Advisory Committee on Ethics: Guidance for Generous and Respectful Engagement
The Advisory Committee on Ethics (ACE) is inspired by the Seven Grandfather Teachings which are a “set of Anishinaabe guiding principles passed down from generation to generation to guide the Anishinaabe in living a good life in peace and without conflict”Footnote 1. These have been loosely translated as love, respect, bravery, truth, honesty, humility, and wisdom.
As individuals and collectively, we will endeavor to foster a climate of respectful and generous engagement by committing to showing up and acting in accordance with these principles and practices. We will be intentional about recognizing and, where possible, mitigating the force and impact of epistemic justice. We aim to “walk the walk” as members of communities, as Canadians, and as global citizens.
Guiding Principles
- Adopt a Growth Mindset: Foster openness to encourage respectful dialogue and seek out diverse perspectives. Distinguish arguments from the individuals who hold them and engage generously in the pursuit of understanding and consensus.

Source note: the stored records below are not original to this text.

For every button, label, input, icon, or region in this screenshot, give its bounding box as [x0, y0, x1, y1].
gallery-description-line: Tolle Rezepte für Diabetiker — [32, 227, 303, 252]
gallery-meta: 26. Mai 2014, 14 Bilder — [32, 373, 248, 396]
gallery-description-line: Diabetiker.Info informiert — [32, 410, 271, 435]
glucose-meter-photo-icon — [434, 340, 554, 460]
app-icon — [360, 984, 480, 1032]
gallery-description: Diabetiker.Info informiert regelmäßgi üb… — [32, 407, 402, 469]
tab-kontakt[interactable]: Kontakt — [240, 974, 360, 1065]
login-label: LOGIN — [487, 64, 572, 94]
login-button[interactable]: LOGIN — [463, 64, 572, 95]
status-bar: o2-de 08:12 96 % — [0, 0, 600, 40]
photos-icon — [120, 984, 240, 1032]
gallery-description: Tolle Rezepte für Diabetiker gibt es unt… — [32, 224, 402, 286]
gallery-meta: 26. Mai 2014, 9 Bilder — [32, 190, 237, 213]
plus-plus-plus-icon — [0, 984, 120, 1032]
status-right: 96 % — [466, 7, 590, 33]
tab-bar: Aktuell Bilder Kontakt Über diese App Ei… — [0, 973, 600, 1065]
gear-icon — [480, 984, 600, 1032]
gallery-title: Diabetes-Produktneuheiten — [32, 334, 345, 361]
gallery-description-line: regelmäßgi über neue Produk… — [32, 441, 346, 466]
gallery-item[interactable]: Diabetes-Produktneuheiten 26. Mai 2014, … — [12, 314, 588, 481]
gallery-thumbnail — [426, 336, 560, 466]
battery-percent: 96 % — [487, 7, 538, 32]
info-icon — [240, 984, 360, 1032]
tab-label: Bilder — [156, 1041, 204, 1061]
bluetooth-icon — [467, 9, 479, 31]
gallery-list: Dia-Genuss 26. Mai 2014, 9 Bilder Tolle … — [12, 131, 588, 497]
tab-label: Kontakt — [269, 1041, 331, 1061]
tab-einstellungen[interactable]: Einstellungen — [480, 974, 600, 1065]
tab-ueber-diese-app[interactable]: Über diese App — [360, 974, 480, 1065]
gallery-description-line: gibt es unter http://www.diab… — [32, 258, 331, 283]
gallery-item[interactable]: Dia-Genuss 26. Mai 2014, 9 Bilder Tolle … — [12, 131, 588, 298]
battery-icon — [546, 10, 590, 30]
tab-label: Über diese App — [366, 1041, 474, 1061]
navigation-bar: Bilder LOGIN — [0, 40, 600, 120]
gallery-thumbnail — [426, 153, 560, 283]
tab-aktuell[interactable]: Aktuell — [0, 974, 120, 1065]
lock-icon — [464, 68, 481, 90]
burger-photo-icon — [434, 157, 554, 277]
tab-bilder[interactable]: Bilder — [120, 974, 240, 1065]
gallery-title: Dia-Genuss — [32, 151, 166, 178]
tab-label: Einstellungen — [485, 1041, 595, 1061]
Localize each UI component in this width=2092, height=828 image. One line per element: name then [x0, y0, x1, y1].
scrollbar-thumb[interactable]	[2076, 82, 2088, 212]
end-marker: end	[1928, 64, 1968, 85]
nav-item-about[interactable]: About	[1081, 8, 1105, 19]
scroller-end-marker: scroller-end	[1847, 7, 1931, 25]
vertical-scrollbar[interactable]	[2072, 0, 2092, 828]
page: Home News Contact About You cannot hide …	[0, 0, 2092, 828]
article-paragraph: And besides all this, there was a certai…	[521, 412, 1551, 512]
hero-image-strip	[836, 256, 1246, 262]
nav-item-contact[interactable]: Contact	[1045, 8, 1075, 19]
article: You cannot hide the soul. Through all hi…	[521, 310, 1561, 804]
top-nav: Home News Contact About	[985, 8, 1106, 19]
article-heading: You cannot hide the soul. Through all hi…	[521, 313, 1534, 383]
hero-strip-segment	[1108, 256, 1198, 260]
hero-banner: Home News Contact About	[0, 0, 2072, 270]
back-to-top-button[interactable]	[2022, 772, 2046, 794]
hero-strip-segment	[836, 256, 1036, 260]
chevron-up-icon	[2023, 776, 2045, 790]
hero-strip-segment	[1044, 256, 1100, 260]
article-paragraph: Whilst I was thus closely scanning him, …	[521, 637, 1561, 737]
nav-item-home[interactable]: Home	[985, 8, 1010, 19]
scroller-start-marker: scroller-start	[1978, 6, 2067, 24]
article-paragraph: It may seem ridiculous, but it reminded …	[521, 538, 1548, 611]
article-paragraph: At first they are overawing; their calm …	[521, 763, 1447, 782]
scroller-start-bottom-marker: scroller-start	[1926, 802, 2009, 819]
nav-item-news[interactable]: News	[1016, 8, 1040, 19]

- Be Brave: Be courageous in welcoming and expressing perspectives that may be difficult for others to hear. Be attentive to context and how it may influence how our words and actions are interpreted.
- Be Evidence-based: Ensure that a broad range of evidence informs our approach and guides our recommendations.
- Be Humble: Intentionally take steps to create safer spaces – be humble and attentive to words and behaviours that have the power to wound or harm, or to foster damaging hierarchies. Commit to engaging with one another with humility and take steps to recognize one’s own advantages, disadvantages, assumptions, partial perspectives, and biases.
- Be Inclusive: Commit to meaningful and respectful engagement. Be welcoming and value academic, lived, and living experiences equally. Express solidarity by treating one another with equal concern and respect. Put people first, and prioritize relationships, recognizing the intrinsic value of all people.
- Be Innovative: Provide leadership in relation to complex ethical issues and be willing to provide guidance that challenges the status quo.
- Be Pluralistic: Recognize the strength of diversity and peaceful co-existence to ensure fair and effective ways of moderating exchanges between those who hold differing perspectives and values.
- Be Reflexive: Commit to habits of reflexivity and recognize the iterative nature of the process of discovery.
- Be Transparent: Support clarity and transparency by keeping each other informed of information relevant to the effective performance of duties. Be attentive to and manage real, potential, or perceived conflicts of interest and conflicts of duty. Remain open to ongoing enquiry and to review.
Best Practices for Committee Engagement
- Acknowledge individual responsibility to co-create a safer space that fosters honest and free discussion.
- Acknowledge the valuable lived experiences, abilities, and knowledges that each individual brings.
- Agree to use discretion and to keep the specifics of meeting discussions confidential. What is said in meetings, stays there. What is learned in meetings, leaves there.
- Assume positive intentions and take responsibility for the outcomes of your actions.
- Challenge ideas, not individuals. Give people grace and space for discussion and dialogue and recognize we are all at different places on our journey.
- Exhibit self-reflection and agree to hold one another accountable to foster generosity, humility, and openness to engagement. Acknowledge the complexity of the questions you are charged with answering.
- Keep an open mind about that which you do not know. Recognize that there is always more that can be learned.
- Practice active listening. Listen to understand, not to react, and ask clarifying questions.
- Provide opportunities for everyone to contribute and facilitate engagement by eliciting verbal, written, or other forms of feedback.
If at any time you feel that the guiding principles or best practices above are not respected during a committee engagement, please reach out to one of the Co-Chairs.